Use the GPU Hotspots analysis to:
Identify how effectively your application uses OpenCL kernels (for Linux* and Window* targets only)
Analyze execution of Intel Media SDK tasks over time (for Linux targets only)
Explore GPU usage and analyze a software queue for GPU engines at each moment of time
Explore the performance of your application per selected GPU metrics over time
To run the GPU Hotspots analysis, explore:
Configuration options (knobs)
To view configuration options for the GPU Hotspots analysis:
Click the New Analysis toolbar button.
The Analysis Type window opens.
From the left pane, select Platform Analysis > GPU Hotspots.
The GPU Hotspots configuration pane opens on the right displaying editable and predefined collection options for this analysis.
The GPU Hotspots analysis is pre-configured to collect GPU usage data, analyze GPU task scheduling and identify whether your application is CPU or GPU bound.
Configure the following GPU analysis options:
Option |
Description |
Supported Target System |
Supported Graphics |
---|---|---|---|
GPU sampling internal, ms field |
Specify an interval between GPU samples. |
All |
All |
Analyze Processor Graphics hardware events |
Monitor the Render and GPGPU engine usage, identify which parts of the engine are loaded, and correlate GPU and CPU data. VTune Amplifier provides platform-specific presets of the hardware metrics. All presets collect data about execution units (EUs) activity: EU Array Active, EU Array Stalled, EU Array Idle, Computing Threads Started, and Core Frequency.
|
Windows*, Linux* (see the prerequisites above) and Android* |
Intel® HD Graphics and Intel® Iris™ Graphics only (further: Intel Graphics) |
Trace OpenCL and Intel Media SDK programs |
Explore execution time for runtimes, monitor performance of each program per GPU metrics and identify hotspots. |
OpenCL kernels analysis: Windows and Linux Intel Media SDK program analysis: Linux |
Intel Graphics only |
Select the Collect stacks option to analyze performance and parallelism per execution path.

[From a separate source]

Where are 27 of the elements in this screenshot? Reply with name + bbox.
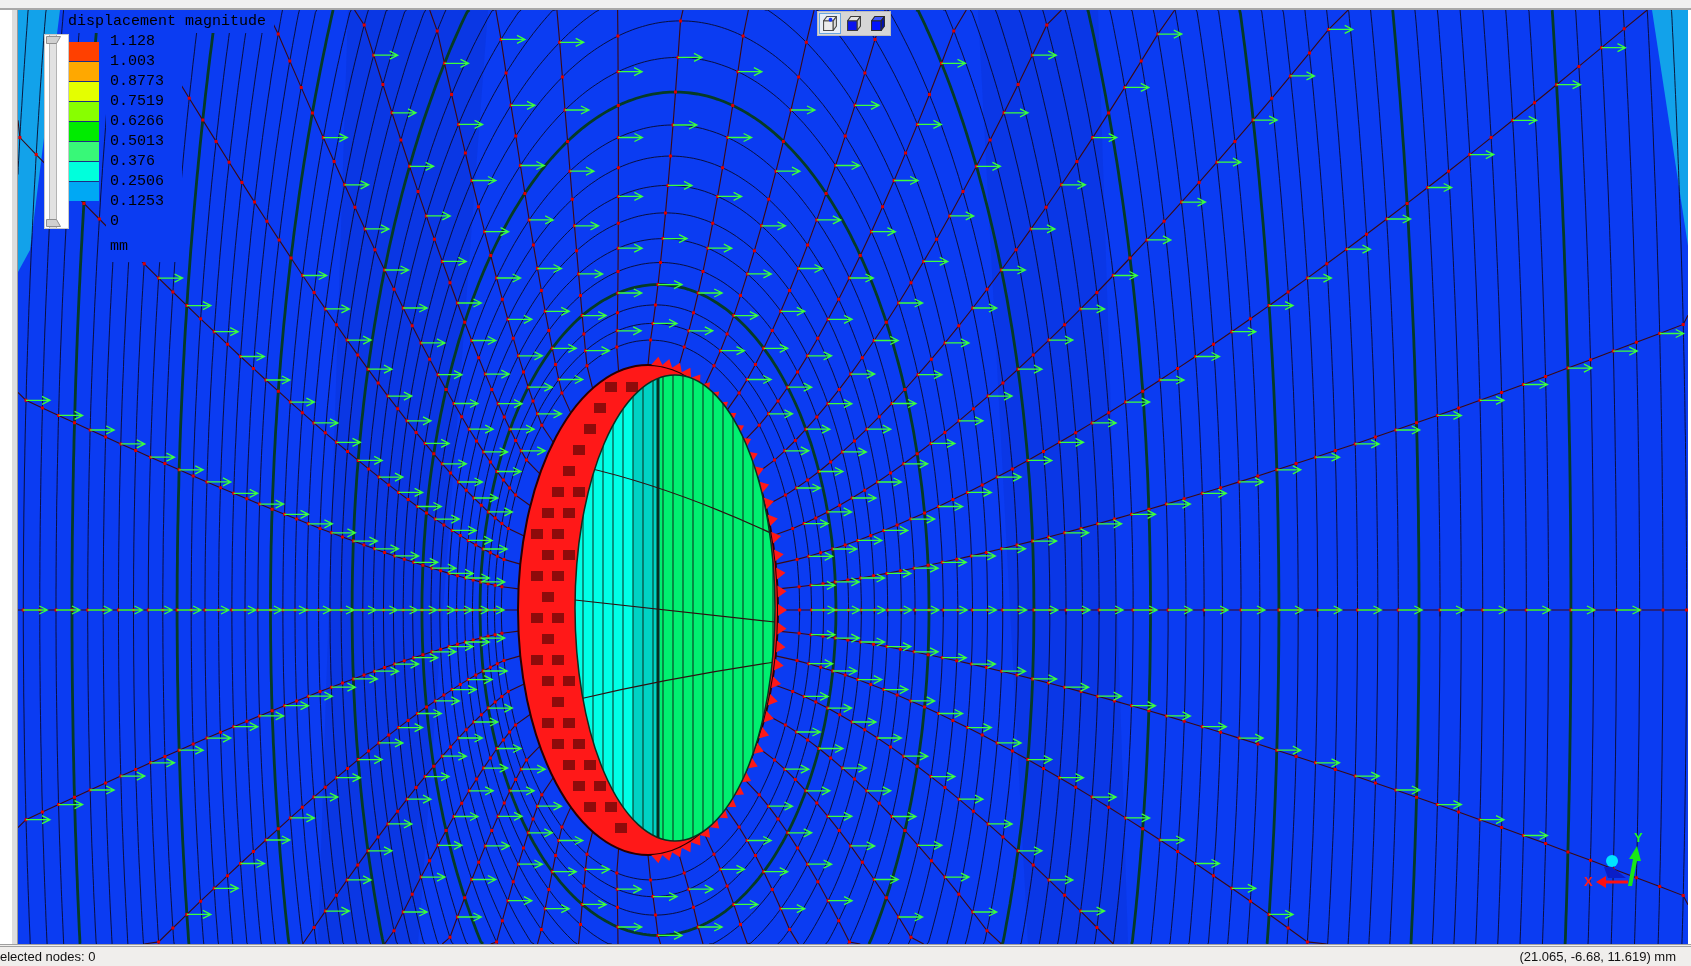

To run the GPU Hotspots analysis from the command line, enter:
$ amplxe-cl -collect gpu-hotspots [-knob <knob_name=knob_option>] -- <target> [target_options]

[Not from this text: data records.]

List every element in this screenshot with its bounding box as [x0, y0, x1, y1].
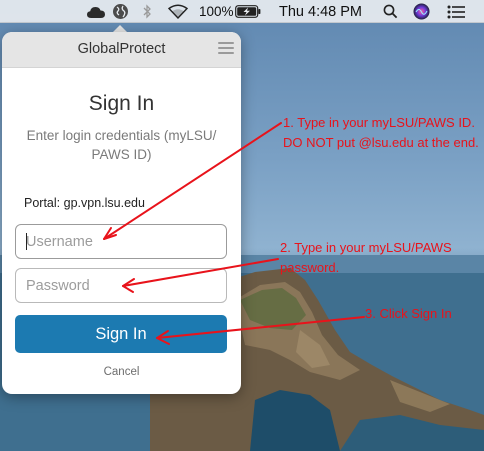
annotation-step-2: 2. Type in your myLSU/PAWS password.: [280, 240, 452, 275]
annotation-step-3: 3. Click Sign In: [365, 306, 452, 321]
annotation-step-1: 1. Type in your myLSU/PAWS ID. DO NOT pu…: [283, 115, 479, 150]
arrow-to-username: [103, 122, 282, 240]
arrow-to-password: [122, 258, 279, 287]
arrow-to-signin: [156, 316, 365, 339]
annotation-arrows: [103, 122, 365, 345]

You may generate the command line for this configuration using the Command Line... button at the bottom.
VTune Amplifier runs the analysis and opens the data in the GPU Hotspots viewpoint providing various platform data in the following windows:
Summary window displays overall and per-engine GPU usage, percentage of time the EUs were stalled or idle with potential reasons for this, and the hottest GPU computing tasks.
Graphics window displays CPU and GPU usage data per thread and provides an extended list of GPU hardware metrics that help analyze accesses to different types of GPU memory.
Platform window displays overtime data as GPU usage on a software queue, CPU time usage, OpenCL kernels data, and GPU performance per the selected group of GPU hardware metrics, DRAM Bandwidth, and Core Frequency.
Bottom-up window displays hotspot GPU computing tasks in the bottom-up tree, GPU metrics, and, if collected, call stacks.